Monumental actuación de la selección nacional masculina de volleyball en el Mundial, con la final ganada a Polonia en 4 sets: después de 24 años los “azzurri” suben de nuevo (4ª vez en la historia) al escalón más alto del volleyball.

La Azzurra se coronó campeona del mundo tras un torneo inolvidable, dominado de principio a fin jugando un volleyball por momentos “de otro planeta”.

Y así, el pasado domingo en Katowice (Polonia), los “azzurri” vencieron a los anfitriones de Polonia en cuatro sets en remontada, 22-25, 25-21, 25-18, 25-20.

Fue un partido de alto nivel por parte de ambos equipos en la cancha, siendo el resultado final la coronación del maravilloso crecimiento del proyecto liderado por el entrenador De Giorgi.

Para la Selección es el cuarto título mundial después de los tres éxitos consecutivos entre 1990 y 1998. Un oro mundial que faltaba desde hace 24 años.

La selección italiana era además la más joven de la competición; algo que no le impidió, tras el título europeo del año pasado, alcanzar el techo del mundo.

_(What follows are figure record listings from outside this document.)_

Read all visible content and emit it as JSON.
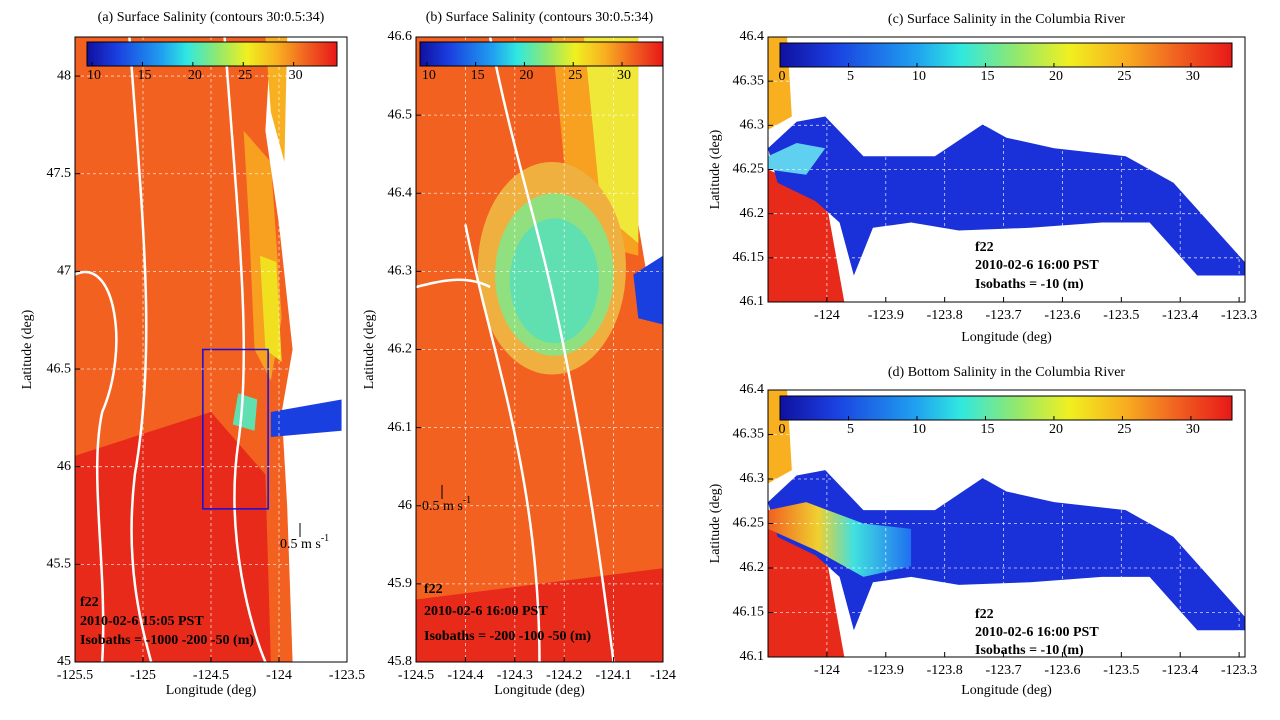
{
  "panels": [
    {
      "title": "(a) Surface Salinity (contours 30:0.5:34)",
      "xlabel": "Longitude (deg)",
      "ylabel": "Latitude (deg)",
      "xlim": [
        -125.5,
        -123.5
      ],
      "ylim": [
        45,
        48.2
      ],
      "xticks": [
        -125.5,
        -125,
        -124.5,
        -124,
        -123.5
      ],
      "yticks": [
        45,
        45.5,
        46,
        46.5,
        47,
        47.5,
        48
      ],
      "colorbar": {
        "lim": [
          9.5,
          34.3
        ],
        "ticks": [
          10,
          15,
          20,
          25,
          30
        ]
      },
      "annotations": [
        "f22",
        "2010-02-6 15:05 PST",
        "Isobaths = -1000 -200 -50 (m)"
      ],
      "scale_label": "0.5 m s",
      "scale_exp": "-1"
    },
    {
      "title": "(b) Surface Salinity (contours 30:0.5:34)",
      "xlabel": "Longitude (deg)",
      "ylabel": "Latitude (deg)",
      "xlim": [
        -124.5,
        -124
      ],
      "ylim": [
        45.8,
        46.6
      ],
      "xticks": [
        -124.5,
        -124.4,
        -124.3,
        -124.2,
        -124.1,
        -124
      ],
      "yticks": [
        45.8,
        45.9,
        46,
        46.1,
        46.2,
        46.3,
        46.4,
        46.5,
        46.6
      ],
      "colorbar": {
        "lim": [
          9.3,
          34.2
        ],
        "ticks": [
          10,
          15,
          20,
          25,
          30
        ]
      },
      "annotations": [
        "f22",
        "2010-02-6 16:00 PST",
        "Isobaths = -200 -100 -50 (m)"
      ],
      "scale_label": "0.5 m s",
      "scale_exp": "-1"
    },
    {
      "title": "(c) Surface Salinity in the Columbia River",
      "xlabel": "Longitude (deg)",
      "ylabel": "Latitude (deg)",
      "xlim": [
        -124.1,
        -123.29
      ],
      "ylim": [
        46.1,
        46.4
      ],
      "xticks": [
        -124,
        -123.9,
        -123.8,
        -123.7,
        -123.6,
        -123.5,
        -123.4,
        -123.3
      ],
      "yticks": [
        46.1,
        46.15,
        46.2,
        46.25,
        46.3,
        46.35,
        46.4
      ],
      "colorbar": {
        "lim": [
          0,
          33
        ],
        "ticks": [
          0,
          5,
          10,
          15,
          20,
          25,
          30
        ]
      },
      "annotations": [
        "f22",
        "2010-02-6 16:00 PST",
        "Isobaths = -10 (m)"
      ]
    },
    {
      "title": "(d) Bottom Salinity in the Columbia River",
      "xlabel": "Longitude (deg)",
      "ylabel": "Latitude (deg)",
      "xlim": [
        -124.1,
        -123.29
      ],
      "ylim": [
        46.1,
        46.4
      ],
      "xticks": [
        -124,
        -123.9,
        -123.8,
        -123.7,
        -123.6,
        -123.5,
        -123.4,
        -123.3
      ],
      "yticks": [
        46.1,
        46.15,
        46.2,
        46.25,
        46.3,
        46.35,
        46.4
      ],
      "colorbar": {
        "lim": [
          0,
          33
        ],
        "ticks": [
          0,
          5,
          10,
          15,
          20,
          25,
          30
        ]
      },
      "annotations": [
        "f22",
        "2010-02-6 16:00 PST",
        "Isobaths = -10 (m)"
      ]
    }
  ]
}
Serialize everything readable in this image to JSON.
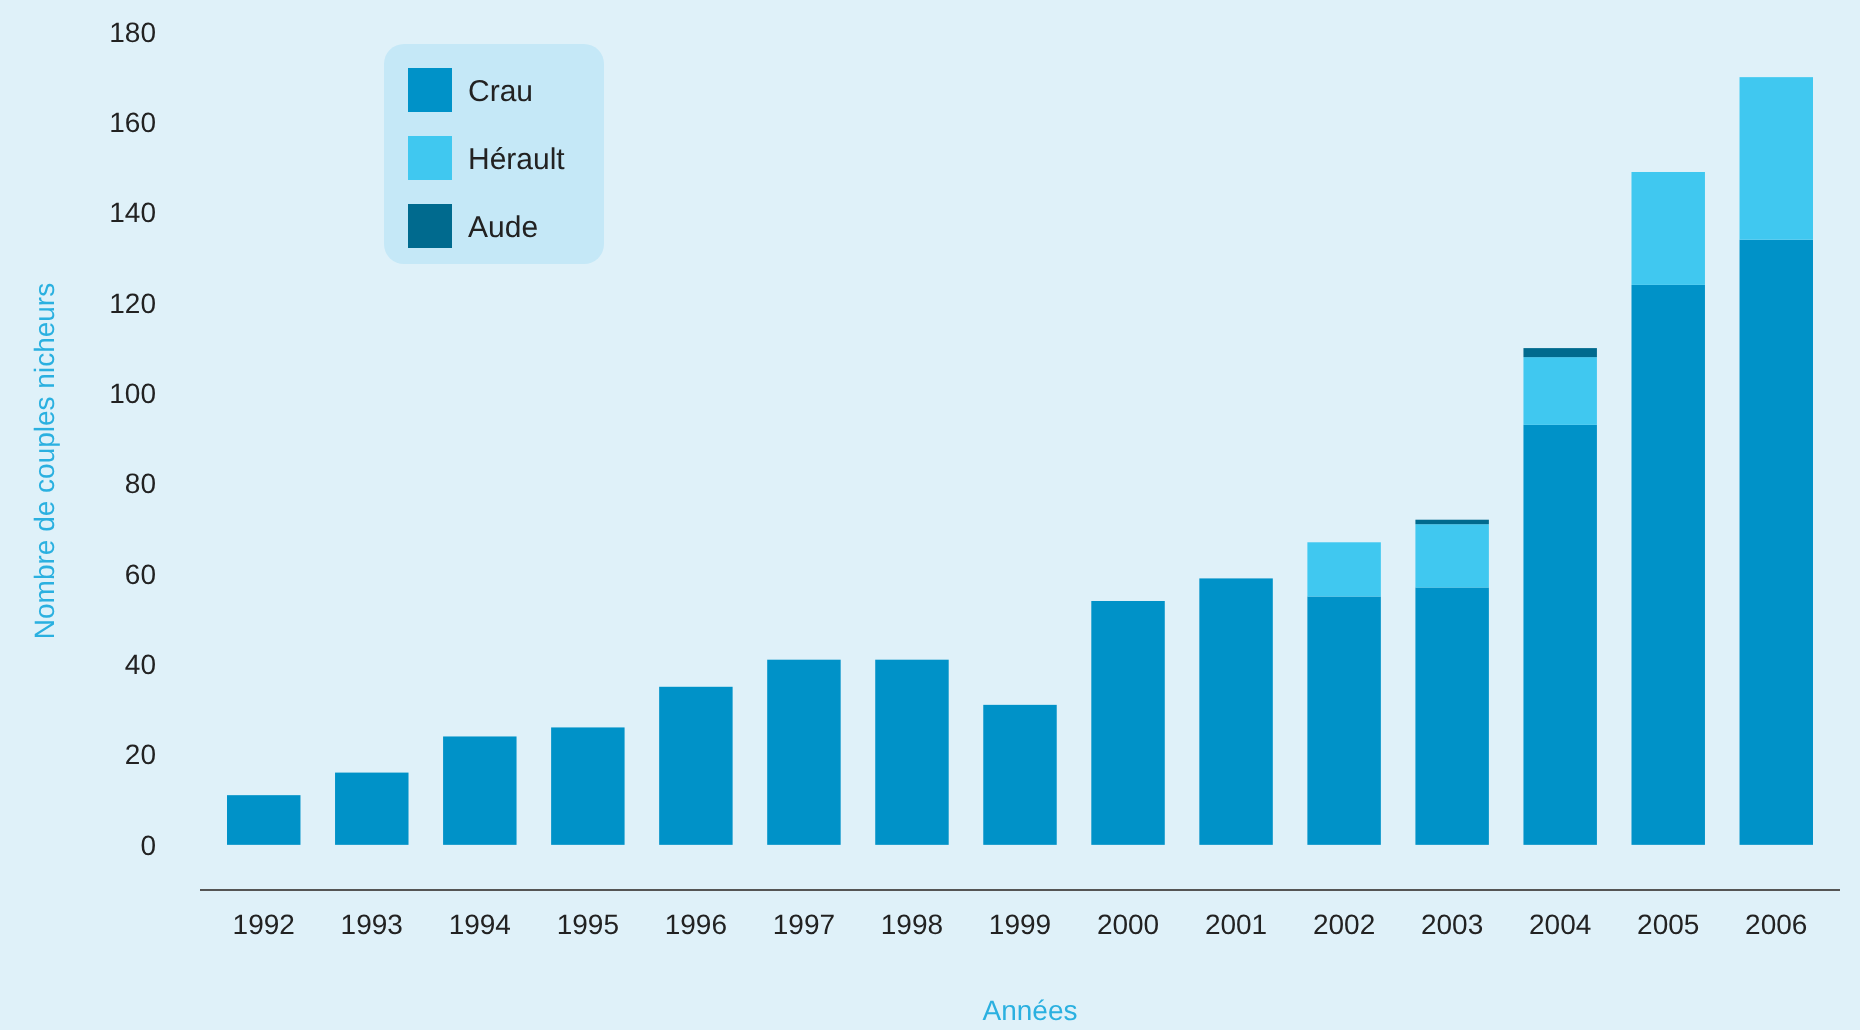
{
  "chart_data": {
    "type": "bar",
    "stacked": true,
    "xlabel": "Années",
    "ylabel": "Nombre de couples nicheurs",
    "categories": [
      "1992",
      "1993",
      "1994",
      "1995",
      "1996",
      "1997",
      "1998",
      "1999",
      "2000",
      "2001",
      "2002",
      "2003",
      "2004",
      "2005",
      "2006"
    ],
    "series": [
      {
        "name": "Crau",
        "color": "#0092c8",
        "values": [
          11,
          16,
          24,
          26,
          35,
          41,
          41,
          31,
          54,
          59,
          55,
          57,
          93,
          124,
          134
        ]
      },
      {
        "name": "Hérault",
        "color": "#40c8f0",
        "values": [
          0,
          0,
          0,
          0,
          0,
          0,
          0,
          0,
          0,
          0,
          12,
          14,
          15,
          25,
          36
        ]
      },
      {
        "name": "Aude",
        "color": "#006a8e",
        "values": [
          0,
          0,
          0,
          0,
          0,
          0,
          0,
          0,
          0,
          0,
          0,
          1,
          2,
          0,
          0
        ]
      }
    ],
    "ylim": [
      -10,
      180
    ],
    "yticks": [
      0,
      20,
      40,
      60,
      80,
      100,
      120,
      140,
      160,
      180
    ],
    "grid": false,
    "legend": "top left"
  }
}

“¡Campeones del mundo! La más afectuosa, intensa y sentida felicitación. Fue una noche inolvidable”. El Presidente de la República, Sergio Mattarella, saludó así los flamantes campeones del mundo, recibidos ayer en el Quirinale. “Vi la final de anoche –añadió el presidente- desde el primer hasta el último saque; incluso el primer set estaba en sus manos, pero habérselo entregado a los polacos fue un gesto de cortesía hacia el público local, muy deportivo”.

Desde luego que, tras el triunfo, se desató el entusiasmo entre los protagonistas de la hazaña. Algo subrayado de inmediato por seleccionador italiano, Ferdinando De Giorgi: “Estos chicos son jóvenes con talento, son un signo de esperanza para nuestro País por el enorme valor que generan”.

Algo muy cierto. De hecho ahora el gran objetivo tienen que ser los Juegos Olímpicos de París 2024: con un equipo como éste, Campeón de Europa y del Mundo, es legítimo seguir soñando.